[utama] Alquran | Hadis Qudsi | Hadis Shahih Bukhari dan Muslim |Doa
[Kami] Kontak | Visi & Misi | Iklan | Link Bersama Kami
[ukhuwah] Webmail| Milis | Buku Tamu
HOME
Wanita Bertanya Ulama Menjawab
Uneq-Uneq
Resep
Profil Muslimah
Oase Ilmu
Muslimah & Media
Kisah Nabi
Kiat Muslimah
Jurnal Muslimah
Cantik & Sehat
Bisnis Muslimah
Agenda Muslimah

Ibuku Keras Sedangkan Bapakku Tidak Romantis
Uneq-Uneq - Monday, 26 July 2004

Tanya: Assalamu’alaikum. Wr. Wb,
Saya ingin konsultasi masalah kedua orangtua saya. Saya (29) anak kedua dari 3 bersaudara perempuan semua. Semua sudah bekerja, tinggal adik saya yg belum menikah dan masih tinggal dengan ibu. Ibu saya adalah seorang ibu rumahtangga biasa sedangkan bapak saat ini sudah menjadi pensiunan.

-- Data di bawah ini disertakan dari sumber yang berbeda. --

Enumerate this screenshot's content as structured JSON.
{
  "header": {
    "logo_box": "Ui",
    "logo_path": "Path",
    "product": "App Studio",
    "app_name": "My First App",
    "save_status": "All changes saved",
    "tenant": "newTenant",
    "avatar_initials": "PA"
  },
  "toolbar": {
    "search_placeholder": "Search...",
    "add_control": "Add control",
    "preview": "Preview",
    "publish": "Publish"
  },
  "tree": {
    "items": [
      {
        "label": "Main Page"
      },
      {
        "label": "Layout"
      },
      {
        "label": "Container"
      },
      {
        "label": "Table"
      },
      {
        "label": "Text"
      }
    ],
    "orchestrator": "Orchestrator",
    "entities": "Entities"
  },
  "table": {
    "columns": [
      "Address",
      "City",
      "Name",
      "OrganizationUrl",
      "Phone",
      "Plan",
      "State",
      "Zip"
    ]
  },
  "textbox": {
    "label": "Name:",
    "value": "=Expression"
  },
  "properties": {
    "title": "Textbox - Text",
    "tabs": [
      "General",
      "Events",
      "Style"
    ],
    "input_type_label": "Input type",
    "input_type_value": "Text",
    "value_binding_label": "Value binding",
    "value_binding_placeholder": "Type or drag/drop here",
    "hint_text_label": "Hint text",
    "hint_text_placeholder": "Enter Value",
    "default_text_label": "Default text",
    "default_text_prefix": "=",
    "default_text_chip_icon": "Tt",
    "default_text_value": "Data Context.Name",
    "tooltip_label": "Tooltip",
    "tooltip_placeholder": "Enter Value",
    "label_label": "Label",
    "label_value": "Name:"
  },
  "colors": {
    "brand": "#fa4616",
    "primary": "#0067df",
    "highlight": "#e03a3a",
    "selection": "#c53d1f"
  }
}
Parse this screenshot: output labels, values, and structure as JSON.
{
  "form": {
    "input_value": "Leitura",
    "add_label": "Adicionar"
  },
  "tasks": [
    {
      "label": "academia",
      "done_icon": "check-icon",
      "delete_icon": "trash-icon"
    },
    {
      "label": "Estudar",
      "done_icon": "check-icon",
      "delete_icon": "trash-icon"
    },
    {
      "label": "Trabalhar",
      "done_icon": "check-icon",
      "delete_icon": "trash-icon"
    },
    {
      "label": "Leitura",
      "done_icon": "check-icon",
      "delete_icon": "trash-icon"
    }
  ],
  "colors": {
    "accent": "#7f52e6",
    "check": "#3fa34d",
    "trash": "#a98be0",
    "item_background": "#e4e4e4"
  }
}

Sudah lama ibu saya sakit2an dan semakin parah 2 tahun belakangan ini. Menurut kami sebenarnya penyakitnya disebabkan karena kejiwaan. Ibu mengalami kekecewaan mendalam terhadap bapak. Sebenarnya ibu pun pernah minta cerai 2 tahun lalu tapi kami berusaha agar hal itu jangan sampai terjadi.
Masalah orang tua saya sangat kompleks. Mungkin diawali dari perkawinan beda suku. Dimana ibu saya berasal dari suku yg memegang system Matriakhat (garis ibu) sementara bapak dari suku dg paham patriakhat (garis bapak). Walaupun sejak menikah sudah tinggal di Jakarta, tetap sifat-sifat bawaan (adat, mitos, dlsb) itu terbawa juga. Ibu sering merasa bahwa harga dirinya diinjak-injak dan gengsinya tinggi sekali – bahkan thd suami sendiri – yang menurut kami tidak masuk akal. Banyak masalah yg diawali oleh kesalahan komunikasi.
Seperti masalah keuangan, terutama, yang juga menjadi polemik tersendiri. Sebagai ibu rumahtangga yang tidak punya penghasilan, ibu merasa terkekang tidak bisa menggunakan uang sebebas-bebasnya, misalnya tidak bisa sering-sering pulang kampung (jauh di seberang pulau) dan tidak bisa mengirim uang untuk orang-tuanya (nenek) atau saudara-saudaranya yang miskin. Bisanya hanya mengirim dari uang zakat saja. Bapak juga menyimpan sendiri buku-buku tabungannya dan suka sembunyi-sembunyi menghitung uang (ini menurut ibu, lho). Hal ini bertolak-belakang dengan bapak yang bisa bebas mengirim/membantu siapa saja yang dikehendakinya. Padahal menurut bapak dia sudah membebaskan ibu untuk memanage uang gaji (tidak termasuk penghasilan lain-lain). Dan anehnya masalah ini tidak pernah dibicarakan mereka berdua, sementara kami merasa sungkan bicara soal uang ortu.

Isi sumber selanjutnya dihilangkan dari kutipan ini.